Latest progress in the field of thermoelectric materials

Recently, Professor Guodong Tang’s group from the School of Materials Science and Engineering has made significant progress in the field of eco-friendly thermoelectric materials. They synergistically optimize the electrical and thermal transport of MnTe thermoelectric material and successfully achieved high-performance, eco-friendly thermoelectrics through introducing SnTe nanocrystals and band convergence. Research results were published online in international energy top journal “Nano Energy” entitled “High-performance, eco-friendly MnTe thermoelectrics through introducing SnTe nanocrystals and manipulating band structure” (Nano Energy, 2021, 81, 105649; https://doi .org/10.1016/j.nanoen.2020.105649). The first corresponding institution is our university. Professor Guodong Tang and Yongsheng Zhang are the co-corresponding authors of this work. Master student Houquan Deng, is the first author of this work.


Thermoelectric technology is a type of green solid-state ‘heat engine’ that is capable of converting heat to electricity. Thermoelectric materials have attracted extensive attention due to the increasingly energy crisis and environmental issues. Thermoelectric power generation and cooling devices have many outstanding advantages such as no transmission parts, quiet operation, small size, no pollution, no wear, and high reliability. Thermoelectric technology has important application prospects in the fields of thermoelectric power generation and portable refrigeration. The country, industry and enterprises have an urgent demand for thermoelectric conversion technology.

Lead telluride thermoelectric materials are widely used in military and aerospace fields due to their excellent properties. However, they contain lead and are not eco-friendly, which is their fatal disadvantage. Manganese telluride (MnTe) material has the advantages of non-toxic elements, rich sources, and low cost. It is a new type of environmentally friendly medium-temperature thermoelectric material with great development prospects. However, due to the large electronegativity difference between Mn (1.55) and Te (2.10), the strong optical phonon scattering reduces the carrier mobility. Low carrier mobility and low carrier concentration (1018 cm-3) result in relatively low thermoelectric performance, which seriously hinders the wide application of MnTe thermoelectric materials. In response to the above problems, the research team analyzed the multi-valence band energy band transport structure of MnTe and found that the maximum energy difference of the valence band in MnTe is relatively large. It is believed that the energy band can be adjusted to promote the convergence of the MnTe energy band and reduce the energy difference of the MnTe valence band, which can effectively promote the multivalence band transmission of carriers, increase the Seebeck coefficient of the material, and enhance the power factor. It can be supposed to solve the problem of a significant decrease in the Seebeck coefficient and low power factor of the material caused by the low carrier concentration. The innovative idea of optimizing MnTe-based thermoelectric materials is introducing SnTe nanocrystals and band convergence. The study found that the introduction of SnTe with intrinsic Sn vacancies resulted in a significant increase in the carrier concentration of MnTe materials. Simultaneously, SnTe promotes the band convergence of MnTe materials, leading to the significantly increased Seebeck coefficient and a high power factor as 1230 μWm-1K-2. It was found that SnTe nanocrystals significantly enhanced phonon scattering and achieved extremely low lattice thermal conductivity in the material. Through this strategy, the electron and phonon transmission of MnTe is decoupled. The ZT value of the material at 873 K is increased to as high as 1.4, which exceeds the performance of MnTe-based thermoelectric materials that have been reported internationally. This work provides new ideas for the research and development of high-performance, eco-friendly MnTe thermoelectric materials.

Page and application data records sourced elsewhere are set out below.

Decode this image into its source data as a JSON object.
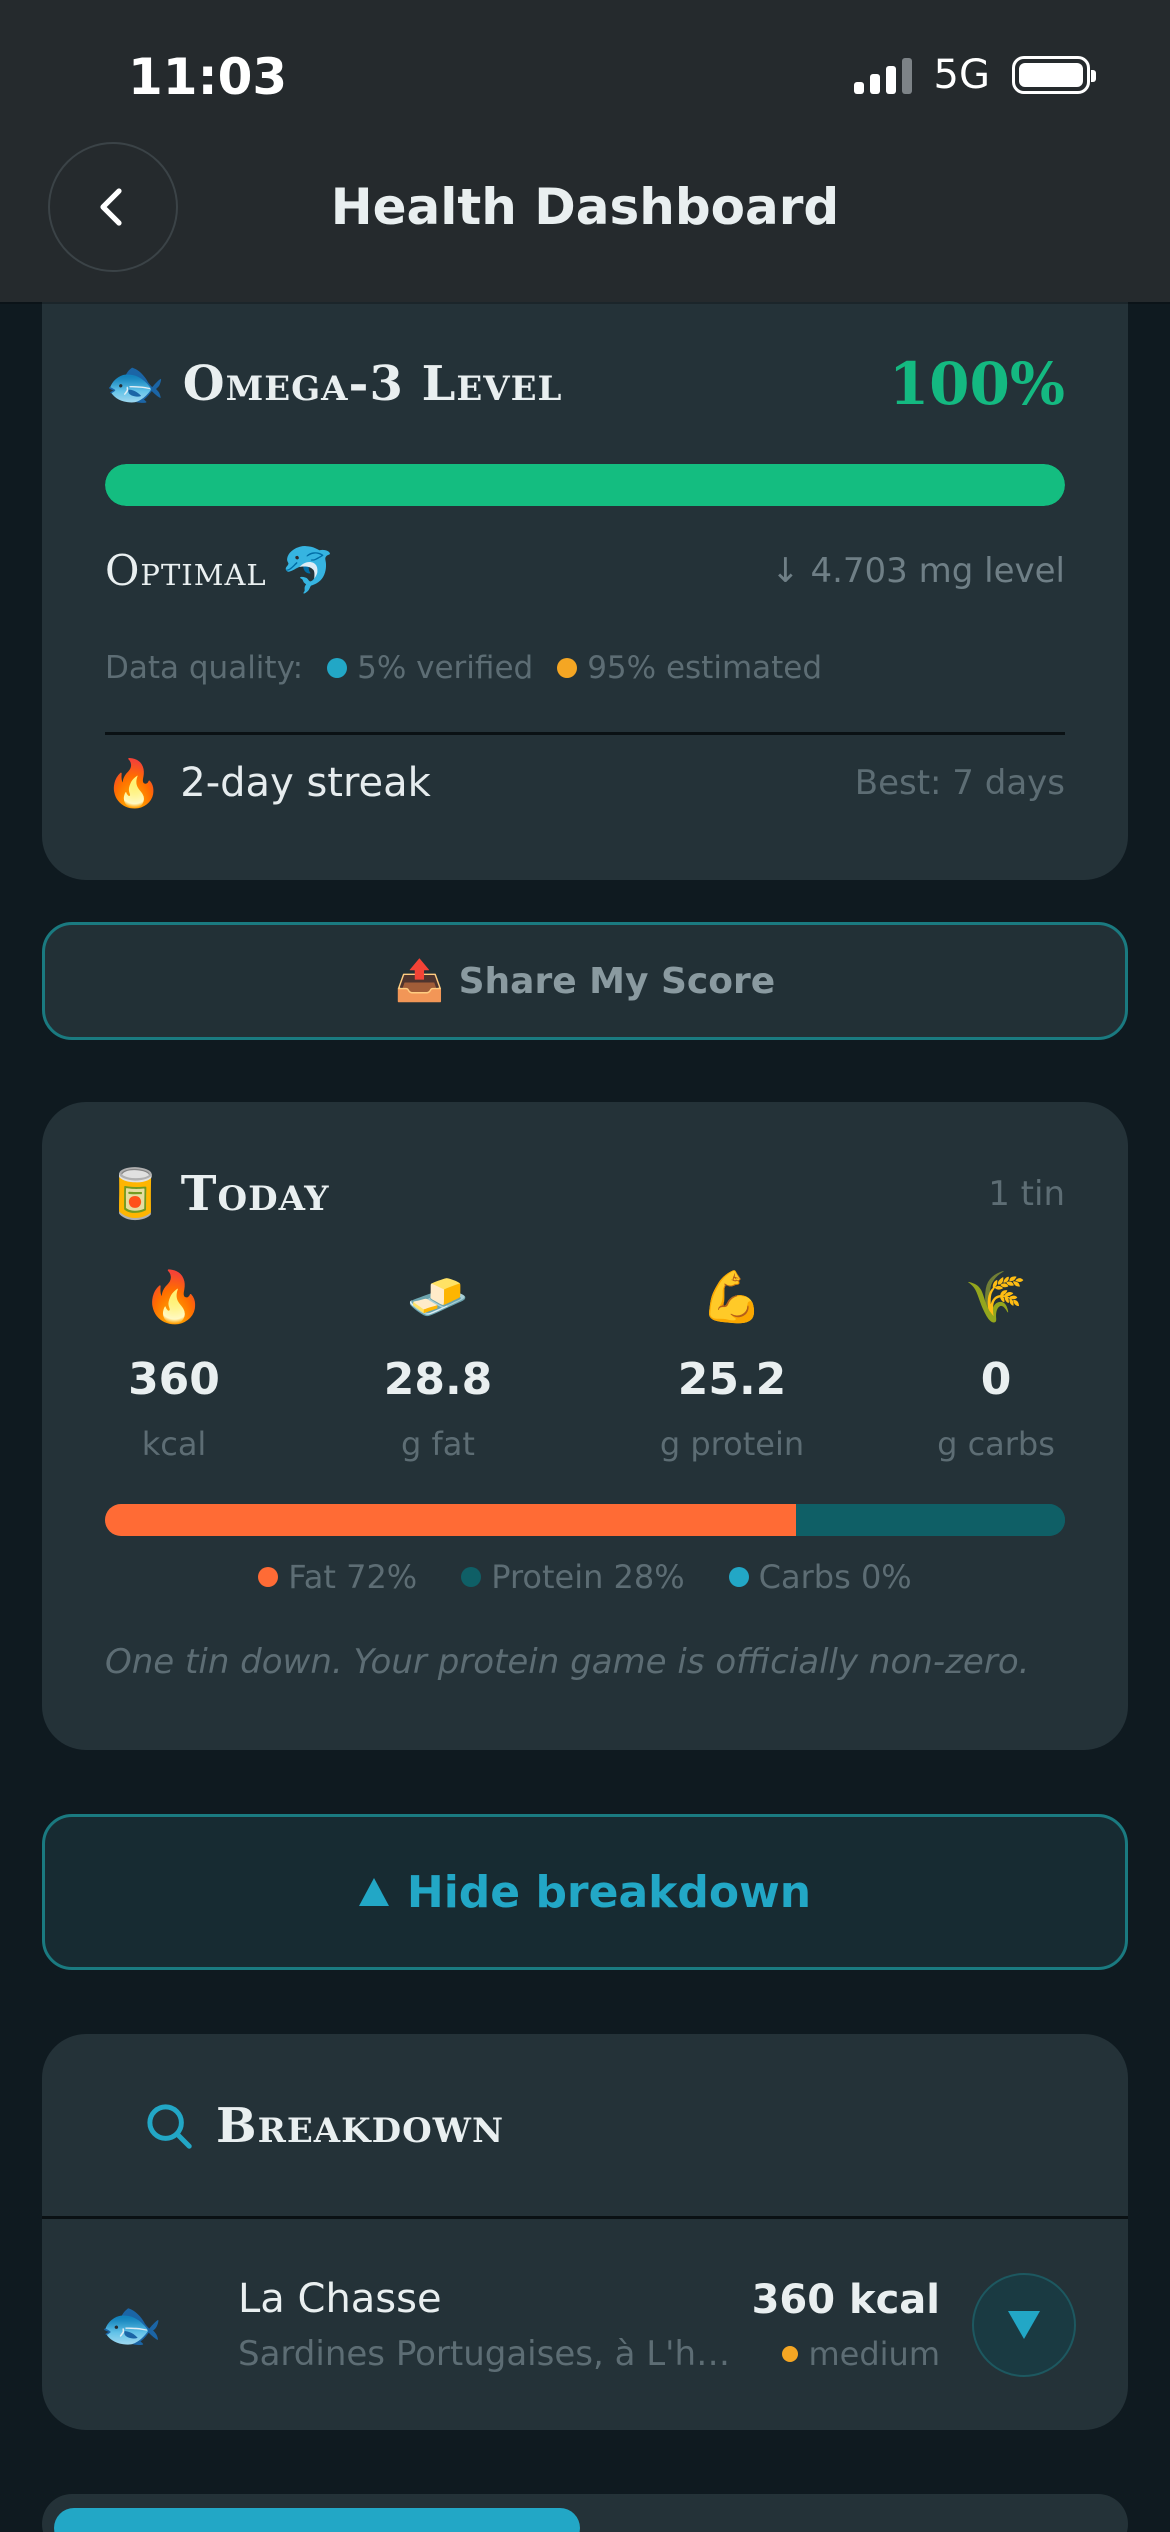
{
  "status_bar": {
    "time": "11:03",
    "network": "5G"
  },
  "header": {
    "title": "Health Dashboard"
  },
  "omega": {
    "title": "Omega-3 Level",
    "percent_label": "100%",
    "percent_value": 100,
    "status": "Optimal",
    "level_text": "↓ 4.703 mg level",
    "quality_label": "Data quality:",
    "verified": "5% verified",
    "estimated": "95% estimated",
    "streak": "2-day streak",
    "best": "Best: 7 days"
  },
  "share_button": "Share My Score",
  "today": {
    "title": "Today",
    "count": "1 tin",
    "macros": [
      {
        "icon": "fire-icon",
        "emoji": "🔥",
        "value": "360",
        "unit": "kcal"
      },
      {
        "icon": "butter-icon",
        "emoji": "🧈",
        "value": "28.8",
        "unit": "g fat"
      },
      {
        "icon": "flexed-biceps-icon",
        "emoji": "💪",
        "value": "25.2",
        "unit": "g protein"
      },
      {
        "icon": "rice-icon",
        "emoji": "🌾",
        "value": "0",
        "unit": "g carbs"
      }
    ],
    "ratio": {
      "fat": 72,
      "protein": 28,
      "carbs": 0
    },
    "legend": {
      "fat": "Fat 72%",
      "protein": "Protein 28%",
      "carbs": "Carbs 0%"
    },
    "quip": "One tin down. Your protein game is officially non-zero."
  },
  "hide_button": "Hide breakdown",
  "breakdown": {
    "title": "Breakdown",
    "items": [
      {
        "brand": "La Chasse",
        "description": "Sardines Portugaises, à L'huil...",
        "kcal": "360 kcal",
        "confidence": "medium"
      }
    ]
  },
  "colors": {
    "accent_green": "#14b981",
    "accent_teal": "#22a7c6",
    "fat": "#ff6b35",
    "protein": "#0f5f66",
    "carbs": "#22a7c6",
    "verified_dot": "#22a7c6",
    "estimated_dot": "#f5a623"
  }
}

Recently, Professor Guodong Tang’s team had devoted to the field of thermoelectric materials and devices and published 64 papers in prestigious journals such as J. Am. Chem. Soc, Nano Energy, J. Mater. Chem. A, Chem. Mater. His team made a series of high-level innovative achievements in the field of high-performance SnSe based thermoelectrics (J. Am. Chem. Soc. 2018, 140, 499; Nano Energy, 2018, 53, 683; J. Am. Chem. Soc. 2016, 138, 13647) and high-efficient and eco-friendly SnTe based thermoelectrics (Nano Energy, 2020, 67, 104261; Nano Energy 2020, 73, 104832) in recent several years. The group was supported by seventeen scientific research projects including the three National Natural Science Foundation of China and five Provincial and Ministerial Level Projects.